In einem von der Organisation produzierten Kurzvideo, das der israelische Fernsehsender i24 auf seiner Website veröffentlicht hat, ist ein vermummter uniformierter Mann mit einem Sturmgewehr zu sehen, im Hintergrund eine Druckluftflasche für Taucher, dazu das Emblem der Al-Qassam-Brigaden der Hamas.
Der Mann, dessen Stimme verzerrt ist – vielleicht ist er selbst einer der Entführer – gibt an, dass der Delfin bei der kriegerischen Auseinandersetzung im Mai einen Hamas-Taucher getötet habe. Es sei den Al-Qassam-Brigaden dann aber gelungen, den Meeressäuger zu überwältigen und festzunehmen.
Ein anderer Mann – der nicht vermummt ist und Zivilkleidung trägt – präsentiert in dem Video ein Geschirr, das der Delfin getragen haben und auf dem die Waffe montiert gewesen sein soll. Der amerikanische Militär- und Marineblogger HI Sutton hat eine Grafik angefertigt, die zeigt, wie das Geschirr auf einem Delfin aussehen würde:
Wo sich das Tier jetzt befindet und ob sie einen Gefangenenaustausch anstrebt, darüber schweigt die Hamas sich bislang aus. Es werden auch keine Fotos oder Filmaufnahmen des Delfins gezeigt, was Zweifel an der Glaubwürdigkeit der Darstellung weckt.

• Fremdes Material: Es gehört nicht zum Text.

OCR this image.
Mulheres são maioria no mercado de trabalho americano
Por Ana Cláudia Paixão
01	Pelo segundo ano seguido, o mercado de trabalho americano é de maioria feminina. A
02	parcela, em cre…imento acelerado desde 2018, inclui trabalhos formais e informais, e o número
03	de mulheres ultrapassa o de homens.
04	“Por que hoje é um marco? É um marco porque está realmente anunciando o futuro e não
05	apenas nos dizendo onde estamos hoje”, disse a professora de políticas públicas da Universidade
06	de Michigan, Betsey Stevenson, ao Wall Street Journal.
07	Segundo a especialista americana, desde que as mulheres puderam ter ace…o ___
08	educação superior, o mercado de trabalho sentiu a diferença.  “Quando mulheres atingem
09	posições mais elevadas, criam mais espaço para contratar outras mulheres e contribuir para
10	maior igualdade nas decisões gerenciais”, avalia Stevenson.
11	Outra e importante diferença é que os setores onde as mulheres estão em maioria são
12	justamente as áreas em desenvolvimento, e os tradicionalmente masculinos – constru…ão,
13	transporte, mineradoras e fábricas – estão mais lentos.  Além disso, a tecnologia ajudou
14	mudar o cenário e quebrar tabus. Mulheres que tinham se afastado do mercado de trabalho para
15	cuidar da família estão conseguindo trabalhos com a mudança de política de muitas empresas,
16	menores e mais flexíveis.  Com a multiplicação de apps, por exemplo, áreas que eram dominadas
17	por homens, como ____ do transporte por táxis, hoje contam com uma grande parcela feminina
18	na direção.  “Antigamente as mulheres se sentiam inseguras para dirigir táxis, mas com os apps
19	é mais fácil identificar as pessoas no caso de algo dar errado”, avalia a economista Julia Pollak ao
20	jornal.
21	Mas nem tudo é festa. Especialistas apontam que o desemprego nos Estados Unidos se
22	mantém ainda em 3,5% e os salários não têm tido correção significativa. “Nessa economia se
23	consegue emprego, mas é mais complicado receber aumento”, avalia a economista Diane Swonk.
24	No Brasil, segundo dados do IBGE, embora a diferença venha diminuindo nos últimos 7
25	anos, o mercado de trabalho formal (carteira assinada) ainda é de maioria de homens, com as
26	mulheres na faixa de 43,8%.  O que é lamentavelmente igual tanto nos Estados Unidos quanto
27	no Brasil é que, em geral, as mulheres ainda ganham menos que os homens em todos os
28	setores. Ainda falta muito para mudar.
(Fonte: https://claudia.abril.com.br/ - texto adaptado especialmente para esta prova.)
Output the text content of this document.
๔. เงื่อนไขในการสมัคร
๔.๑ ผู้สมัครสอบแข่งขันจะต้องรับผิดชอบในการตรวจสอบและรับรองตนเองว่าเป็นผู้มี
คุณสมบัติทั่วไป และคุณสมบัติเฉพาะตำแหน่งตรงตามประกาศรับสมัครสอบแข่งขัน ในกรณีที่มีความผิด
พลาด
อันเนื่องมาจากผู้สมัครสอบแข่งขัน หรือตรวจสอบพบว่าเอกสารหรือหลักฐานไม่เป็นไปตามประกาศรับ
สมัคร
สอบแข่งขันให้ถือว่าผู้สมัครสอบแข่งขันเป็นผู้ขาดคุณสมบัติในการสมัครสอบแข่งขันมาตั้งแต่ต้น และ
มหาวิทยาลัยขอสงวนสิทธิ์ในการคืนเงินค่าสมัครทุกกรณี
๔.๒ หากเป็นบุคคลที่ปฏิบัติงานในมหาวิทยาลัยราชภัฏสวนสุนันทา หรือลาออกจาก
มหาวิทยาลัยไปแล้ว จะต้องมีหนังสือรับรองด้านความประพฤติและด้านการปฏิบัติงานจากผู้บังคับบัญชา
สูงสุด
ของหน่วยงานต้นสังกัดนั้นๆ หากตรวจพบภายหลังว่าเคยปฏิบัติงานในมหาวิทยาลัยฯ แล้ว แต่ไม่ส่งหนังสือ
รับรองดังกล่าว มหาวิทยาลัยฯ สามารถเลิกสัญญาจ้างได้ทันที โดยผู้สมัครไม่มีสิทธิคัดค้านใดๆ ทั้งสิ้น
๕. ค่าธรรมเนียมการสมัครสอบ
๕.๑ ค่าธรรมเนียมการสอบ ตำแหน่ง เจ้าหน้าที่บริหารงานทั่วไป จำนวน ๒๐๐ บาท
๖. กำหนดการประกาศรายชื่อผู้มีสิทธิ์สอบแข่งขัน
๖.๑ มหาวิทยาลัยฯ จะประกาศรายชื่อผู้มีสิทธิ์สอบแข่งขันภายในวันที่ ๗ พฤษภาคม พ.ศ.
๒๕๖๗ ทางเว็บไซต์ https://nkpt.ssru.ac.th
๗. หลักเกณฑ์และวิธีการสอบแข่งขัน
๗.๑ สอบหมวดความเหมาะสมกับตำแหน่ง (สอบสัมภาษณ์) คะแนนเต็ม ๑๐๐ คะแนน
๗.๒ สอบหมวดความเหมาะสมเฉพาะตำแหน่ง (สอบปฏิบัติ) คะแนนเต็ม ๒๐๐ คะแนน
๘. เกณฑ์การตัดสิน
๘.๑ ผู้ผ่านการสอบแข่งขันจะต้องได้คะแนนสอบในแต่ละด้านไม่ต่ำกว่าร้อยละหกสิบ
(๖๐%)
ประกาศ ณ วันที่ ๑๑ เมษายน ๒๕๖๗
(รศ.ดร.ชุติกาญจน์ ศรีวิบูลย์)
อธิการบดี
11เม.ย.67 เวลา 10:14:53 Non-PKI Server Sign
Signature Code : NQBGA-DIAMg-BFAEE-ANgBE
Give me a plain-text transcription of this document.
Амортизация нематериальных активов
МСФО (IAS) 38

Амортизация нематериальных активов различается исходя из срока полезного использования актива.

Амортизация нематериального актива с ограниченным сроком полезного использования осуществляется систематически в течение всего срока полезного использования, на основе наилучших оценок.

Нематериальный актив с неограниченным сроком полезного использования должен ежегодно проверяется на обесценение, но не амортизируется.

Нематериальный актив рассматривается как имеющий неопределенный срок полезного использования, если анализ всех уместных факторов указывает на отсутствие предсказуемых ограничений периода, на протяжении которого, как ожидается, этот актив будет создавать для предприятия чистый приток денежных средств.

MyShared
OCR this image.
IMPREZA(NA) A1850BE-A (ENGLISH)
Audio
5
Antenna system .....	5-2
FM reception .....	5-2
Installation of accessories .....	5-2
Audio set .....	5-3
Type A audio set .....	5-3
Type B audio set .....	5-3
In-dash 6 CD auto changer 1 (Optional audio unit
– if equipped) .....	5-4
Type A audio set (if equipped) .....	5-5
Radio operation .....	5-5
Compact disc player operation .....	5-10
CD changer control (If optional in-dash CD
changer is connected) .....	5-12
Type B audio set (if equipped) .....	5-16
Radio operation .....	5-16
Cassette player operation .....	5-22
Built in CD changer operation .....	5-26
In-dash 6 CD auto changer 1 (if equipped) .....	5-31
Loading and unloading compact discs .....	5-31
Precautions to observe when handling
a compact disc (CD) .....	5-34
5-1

Dass die Hamas eine Kampftauchereinheit betreibt, deren Mission es ist, nach Israel einzudringen, ist seit Jahren bekannt. Ihren ersten Einsatz hatte sie im August 2002, als Hamas-Kampftaucher versuchten, die israelische Siedlung Dugit zu erreichen (sie wurde 2005 im Zuge des israelischen Rückzugs aus dem Gazastreifen aufgelöst). Die Taucher wurden von israelischen Soldaten getötet, bevor sie das Land erreichten.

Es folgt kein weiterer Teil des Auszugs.